The trend has become clear: Many of the United States’ best – and to be clear, most individually technical – players have become increasingly attracted to Europe.
Megan Rapinoe and Tobin Heath played in France for Lyon and PSG, respectively, this year before returning for the second half of the NWSL season. Each returns to their French squad this month and likely will return in the middle of the next NWSL season again. Christen Press and Yael Averbuch are in Sweden. Ali Krieger wants to play in the UEFA Champions League again.
“We’ve gone from a situation when WUSA started, to having all the best players come here, to a situation 10 years down the track, when Europe is now attracting the players from us,” U.S. women’s national team coach Tom Sermanni said. “So I think the next aim in this league is to reverse that back a little bit.”
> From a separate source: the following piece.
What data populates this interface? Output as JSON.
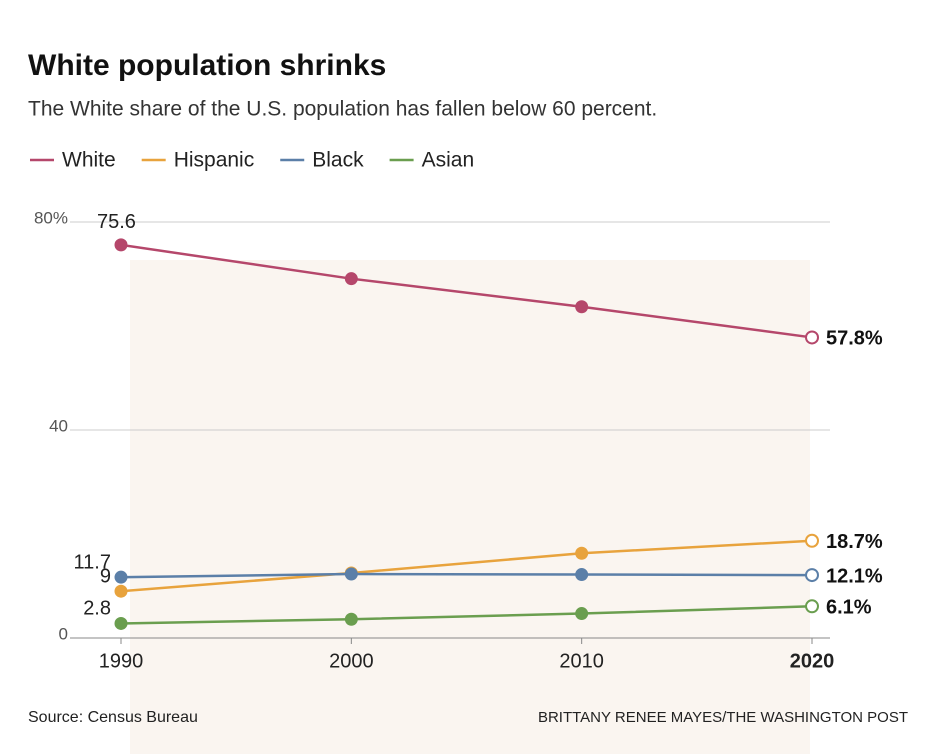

Tymrak speaks of her idols — Bastian Schweinsteiger and Franck Ribéry, among them – in reverence. She watches men’s soccer all the time, and now in Munich she’ll play in the same jersey as those two.
“I’ve always craved adventure and I love traveling,” Tymrak said. “Soccer is so appreciated in Europe and I think that is one of the coolest things ever.”
But are these developments alarming? Could, like men’s soccer, Europe be the definition of having ‘made it’ for women’s soccer players, leaving the domestic league as a secondary priority? Sermanni says there is no right or wrong answer to whether the European exodus is a good thing.
“It’s a balance,” U.S. coach Tom Sermanni said. “The answer to those questions is not 100 percent one way, 100 percent the other way. I think for a player like Erika, going and getting the experience of playing in a different environment, a different style of soccer and a different culture. Being away from home, out of your comfort zone, all those things, I think, are good for players.”